A notary public (sometimes called a notary or a public notary) is an individual authorized by state or local government to officially witness signatures on legal documents, collect sworn statements and administer oaths. He or she uses an embossing tool to verify his or her presence at the time the documents were signed. Most states issue a unique identifying number to each notarized person in order to prevent fraudulent use of the embosser.
An attorney or other public figure can be granted notary public status, but no legal training is required to apply for the position. Certain legal documents are required to be 'notarized' in order to be recognized in court, so a notary public spends most of his or her time observing routine signatures. Because identities are critical, someone in this position may also spend some time verifying the names of the parties involved in the signing. Generally, all parties provide some form of official identification (driver's license, birth certificate, passport, etc.) in order for the notary public to feel comfortable about certifying the signatures.
A notary public can charge a nominal fee for his or her services, but this fee cannot be seen as excessive. A large law firm or a government office may have a need for a someone working in this position full-time, but it's more common for licensed notaries to offer a number of other services as well. If the owner of a local grocery store happens to be a certified notary public, for example, he or she can legally post a sign stating that notary services are available.
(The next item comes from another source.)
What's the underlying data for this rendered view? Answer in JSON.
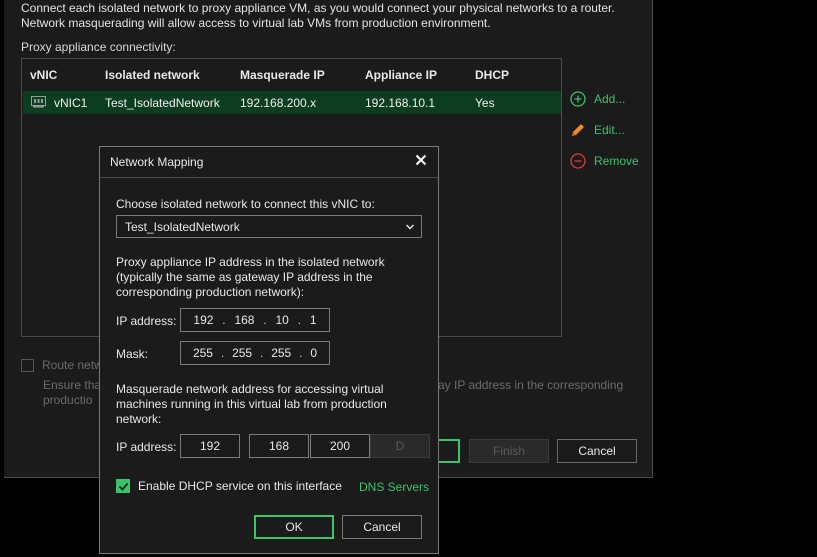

One misconception about this job is that the official signature and/or embossing stamp automatically makes a document 'true and legal'. The truth is, a notary public cannot give legal advice to anyone unless he or she also happens to be a licensed attorney. What he or she does is witness the signing of the documents and ask each party for a sworn oath of authenticity. The document itself could still be declared fraudulent or unenforceable later in court proceedings. A notary public can only attest to the identities of the signatories and their own affirmations of authenticity at the time of notarization.
The process getting notarized varies from state to state. Some states request applicants take a proctored test on policies and procedures before certification. Others allow anyone over the age of 18 with only one day of residency to apply, as long as local references can be obtained. There are national organizations which oversee this profession, but participation in these groups is voluntary. In general, someone wanting to get notarized should have a high level of integrity and respect for the legal process. Several organizations offer courses on the legal and social aspects of the job. Notaries cannot discriminate on the basis of race, sex, creed or religion, for example. A notary public can reject a client if fraud is suspected or identification cannot be verified.